After a time he returned again to England, but he found when he arrived there that the state of things between the English government and the [pg 303] American colonies was growing worse instead of better. Parliament insisted on its right “to bind the colonies,” as their resolve expressed it, “in all cases whatsoever.” The Americans, on the other hand, were more and more determined to resist such a claim. Parliament adopted measures more and more stringent every day, to compel the colonies to submit. They passed coercive laws; they devised ingenious modes of levying taxes; they sent out troops, and in every possible way strengthened the military position of the government in America. The colonists, on the other hand, began to evince the most determined spirit of hostility to the measures of the mother country. They held great public assemblages; they passed violent resolves; they began to form extensive and formidable combinations for resisting or evading the laws. Thus every thing portended an approaching conflict.

Franklin exerted all his power and influence for a long time in attempting to heal the breach. He wrote pamphlets and articles in the newspapers in England defending, though in a tone of great candor and moderation, the rights of America, and urging the ministry and people of England not to persist in their attempts at coercion. At the same time he wrote letters to America, endeavoring to diminish the violence of the agitation there, in hopes that by keeping back the tide of excitement and passion which was so rapidly rising, some mode of adjustment might be found to terminate the difficulty. All these efforts were, however, in vain. The quarrel grew wider and more hopeless every day.

About this time the administration of the colonial affairs for the English government was committed to a new officer, Lord Hillsborough, who was now made Secretary of State for America; and immediately new negotiations were entered into, and new schemes formed, for settling the dispute. Two or three years thus passed away, but nothing was done. At length Lord Hillsborough seems to have conceived the idea of winning over Franklin's influence to the side of the English government by compliments and flattering attentions. He met him one morning in Dublin, at the house of the Lord-lieutenant of Ireland, where he paid him special civilities, and invited him in the most cordial manner to visit him at his country mansion at Hillsborough, in the north of England. Franklin was then contemplating a journey northward, and in the course of this journey he stopped at Hillsborough. He and his party were received with the greatest attention by his lordship, and detained four days, during which time Franklin was loaded with civilities.
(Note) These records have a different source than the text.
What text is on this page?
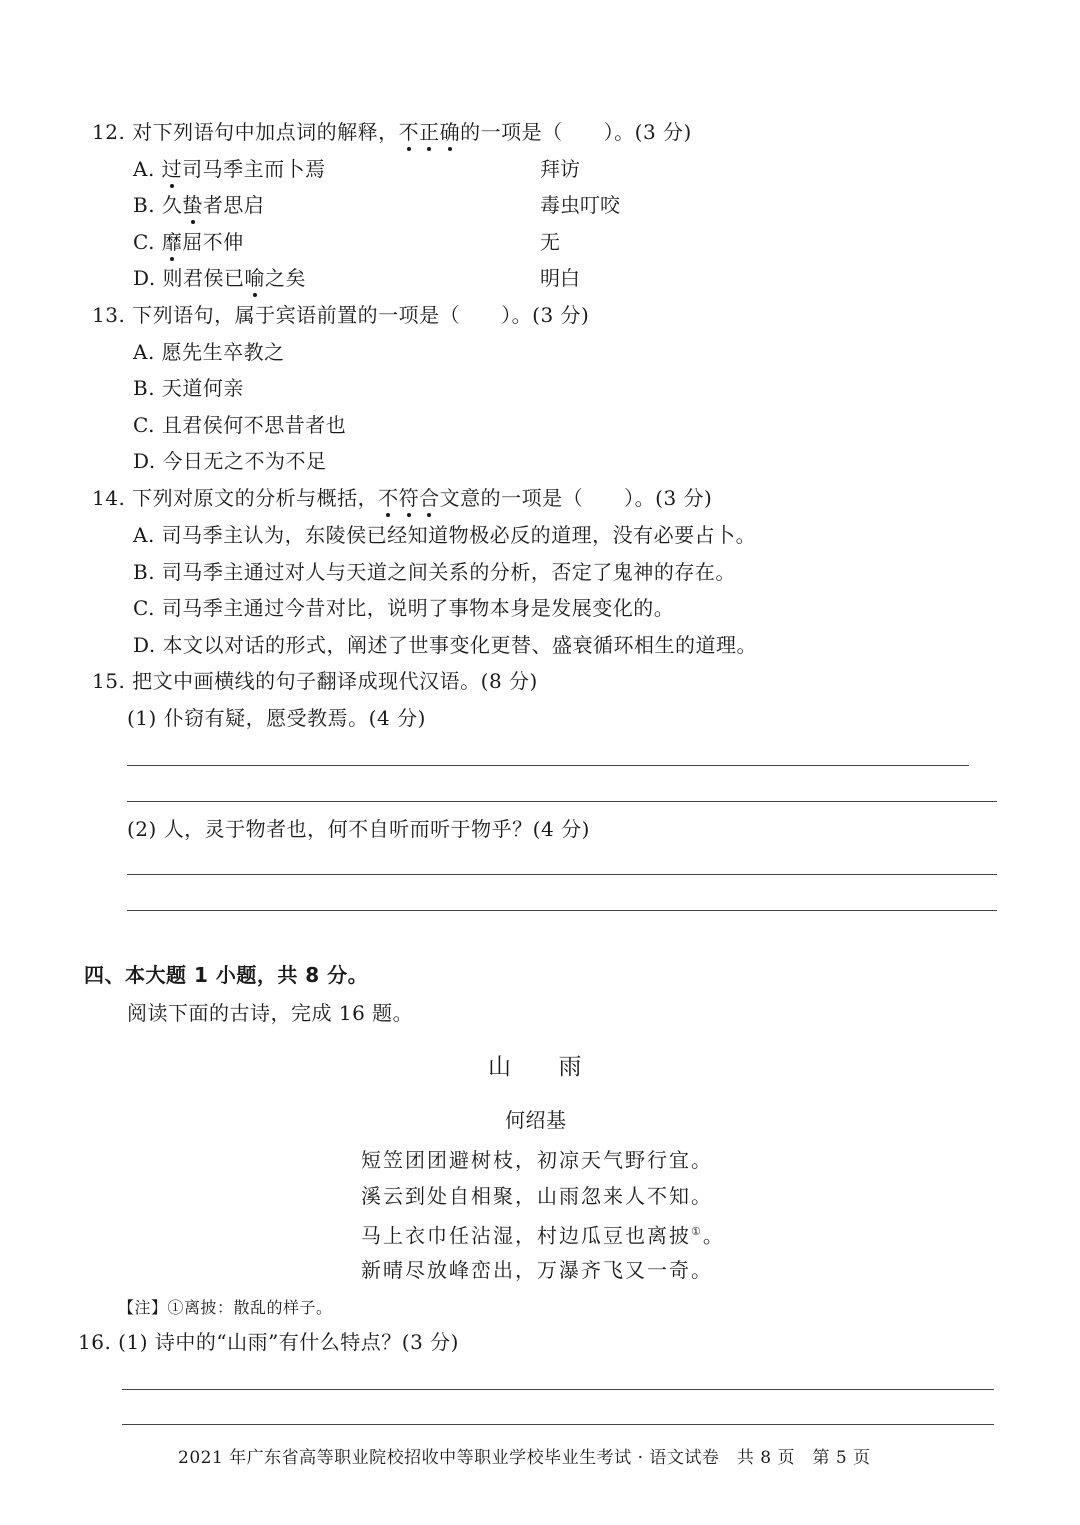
12. 对下列语句中加点词的解释，不正确的一项是（　　）。(3 分)
A. 过司马季主而卜焉	拜访
B. 久蛰者思启	毒虫叮咬
C. 靡屈不伸	无
D. 则君侯已喻之矣	明白
13. 下列语句，属于宾语前置的一项是（　　）。(3 分)
A. 愿先生卒教之
B. 天道何亲
C. 且君侯何不思昔者也
D. 今日无之不为不足
14. 下列对原文的分析与概括，不符合文意的一项是（　　）。(3 分)
A. 司马季主认为，东陵侯已经知道物极必反的道理，没有必要占卜。
B. 司马季主通过对人与天道之间关系的分析，否定了鬼神的存在。
C. 司马季主通过今昔对比，说明了事物本身是发展变化的。
D. 本文以对话的形式，阐述了世事变化更替、盛衰循环相生的道理。
15. 把文中画横线的句子翻译成现代汉语。(8 分)
(1) 仆窃有疑，愿受教焉。(4 分)
(2) 人，灵于物者也，何不自听而听于物乎？(4 分)
四、本大题 1 小题，共 8 分。
阅读下面的古诗，完成 16 题。
山　　雨
何绍基
短笠团团避树枝，初凉天气野行宜。
溪云到处自相聚，山雨忽来人不知。
马上衣巾任沾湿，村边瓜豆也离披①。
新晴尽放峰峦出，万瀑齐飞又一奇。
【注】①离披：散乱的样子。
16. (1) 诗中的“山雨”有什么特点？(3 分)
2021 年广东省高等职业院校招收中等职业学校毕业生考试 · 语文试卷　共 8 页　第 5 页
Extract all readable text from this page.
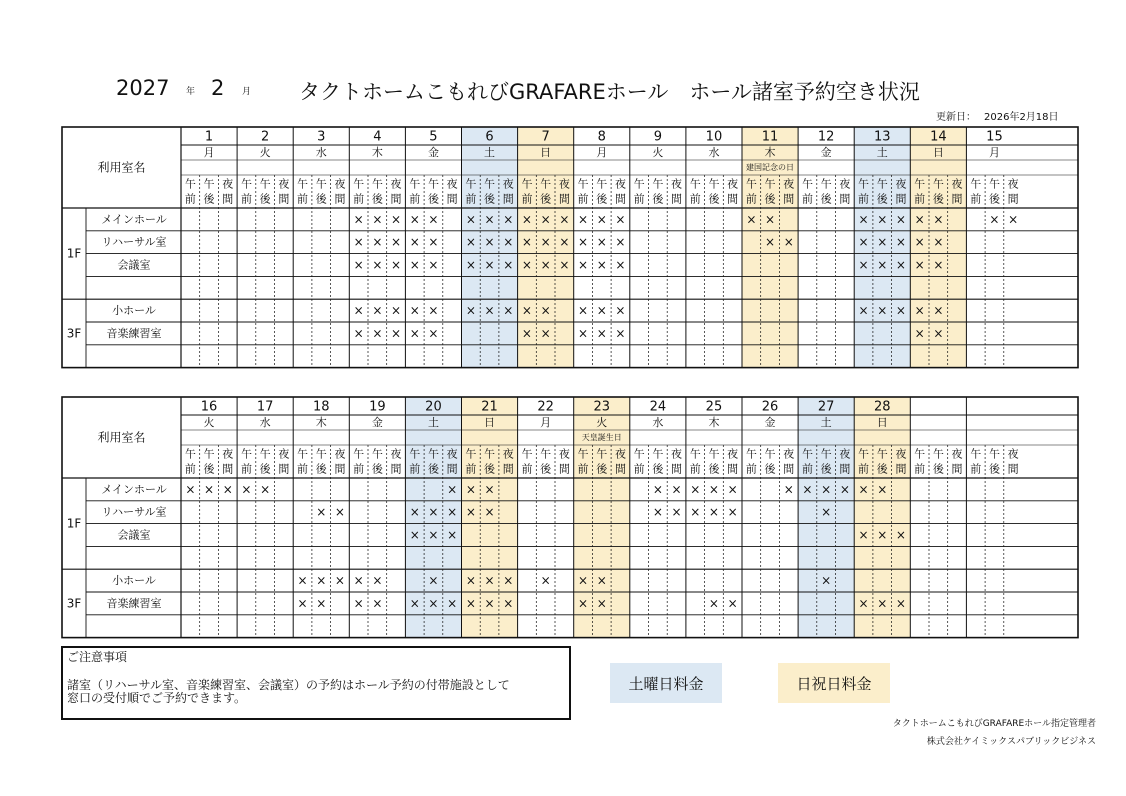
2027 年 2 月 タクトホームこもれびGRAFAREホール　ホール諸室予約空き状況
更新日： 2026年2月18日
利用室名
1
月
午
前
午
後
夜
間
2
火
午
前
午
後
夜
間
3
水
午
前
午
後
夜
間
4
木
午
前
午
後
夜
間
5
金
午
前
午
後
夜
間
6
土
午
前
午
後
夜
間
7
日
午
前
午
後
夜
間
8
月
午
前
午
後
夜
間
9
火
午
前
午
後
夜
間
10
水
午
前
午
後
夜
間
11
木
建国記念の日
午
前
午
後
夜
間
12
金
午
前
午
後
夜
間
13
土
午
前
午
後
夜
間
14
日
午
前
午
後
夜
間
15
月
午
前
午
後
夜
間
メインホール
リハーサル室
会議室
小ホール
音楽練習室
1F
3F
× × ×
× × ×
× × ×
× × ×
× × ×
× ×
× ×
× ×
× ×
× ×
× × ×
× × ×
× × ×
× × ×
× × ×
× × ×
× × ×
× ×
× ×
× × ×
× × ×
× × ×
× × ×
× × ×
× ×
× ×
× × ×
× × ×
× × ×
× × ×
× ×
× ×
× ×
× ×
× ×
× ×
利用室名
16
火
午
前
午
後
夜
間
17
水
午
前
午
後
夜
間
18
木
午
前
午
後
夜
間
19
金
午
前
午
後
夜
間
20
土
午
前
午
後
夜
間
21
日
午
前
午
後
夜
間
22
月
午
前
午
後
夜
間
23
火
天皇誕生日
午
前
午
後
夜
間
24
水
午
前
午
後
夜
間
25
木
午
前
午
後
夜
間
26
金
午
前
午
後
夜
間
27
土
午
前
午
後
夜
間
28
日
午
前
午
後
夜
間
午
前
午
後
夜
間
午
前
午
後
夜
間
メインホール
リハーサル室
会議室
小ホール
音楽練習室
1F
3F
× × × × ×
× ×
× × ×
× ×
× ×
× ×
×
× × ×
× × ×
×
× × ×
× ×
× ×
× × ×
× × ×
× × ×
× ×
× ×
× ×
× × ×
× × ×
× ×
× × × ×
×
×
× ×
× × ×
× × ×
ご注意事項
諸室（リハーサル室、音楽練習室、会議室）の予約はホール予約の付帯施設として
窓口の受付順でご予約できます。
土曜日料金	日祝日料金
タクトホームこもれびGRAFAREホール指定管理者
株式会社ケイミックスパブリックビジネス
If these attentions were really designed to make Franklin more manageable, as the representative of the colonies in the contest that was going on, they wholly failed of their object; for in the negotiations which followed, Franklin continued as firm and intractable as ever. In fact, not long after this, he came directly into conflict with Lord Hillsborough before the Board of Trade, when a certain measure relating to the colony—one which Lord Hillsborough strongly opposed, and Franklin as strenuously advocated—was in debate. At last after a long contest Franklin gained the day; and this result so changed his lordship's sentiments toward Franklin that for some time he treated him with marked rudeness. At one time Franklin called to pay his respects to Lord Hillsborough on a day when his lordship was holding a levee, and when there were a number of carriages at the door. Franklin's coachman drove up, alighted, and was opening the carriage for Franklin to dismount, when the porter came out, and in the most supercilious and surly manner rebuked the coachman for opening the door of the carriage before he had inquired whether his lordship was at home; and then turning to Franklin he said, “My lord is not at home.”

Lord Hillsborough, however, recovered from his resentment after this, in the course of a year; and at length on one occasion his lordship called upon Franklin in his room, and accosted him in a very cordial and friendly manner, as if no difficulty between them had ever occurred.

In the mean time the determination in America to resist the principle of the supremacy of Parliament over the colonies, became more and more extended. A disposition was manifested by the several colonies to combine their efforts for this end, and one after another of them sent out commissions to Franklin to act as their agent, as well as agent for Pennsylvania. Things went on in this way until a certain tragical affair occurred in Boston, known generally in American accounts of these events as the Boston massacre, which greatly increased the popular excitement among the people of the colonies.

This massacre, as it was called, was the shooting of some persons in a crowd in State-street in Boston, by the British soldiers. It originated thus: A company of boys one day undertook to burn effigies of certain merchants who persisted in importing British goods and secretly selling them, thus taking sides as it were against their countrymen in the contest that was going on. While doing this a man whom they considered a spy and informer came by; and the boys, in some way or other, became involved in a quarrel with him. The man retreated to his house; the boys followed him and threw snow-balls and pieces of ice at the house when he had gone in. The man brought a gun to the window and shot one of the boys dead on the spot.

This of course produced a very intense excitement throughout the city. The soldiers naturally took part with those supposed to favor British interests; this exasperated the populace against them, and finally, after various collisions, a case occurred in which the British officer deemed it his duty to order the troops to fire upon a crowd of people that were assembled to taunt and threaten them, and pelt them with ice and snow. They had been led to assemble thus, through some quarrel that had sprung up between a sentinel and one of the young men of the town. In the firing three men were killed outright, and two more were mortally wounded. The killing of these men was called a massacre, and the tidings of it produced a universal and uncontrollable excitement throughout the provinces.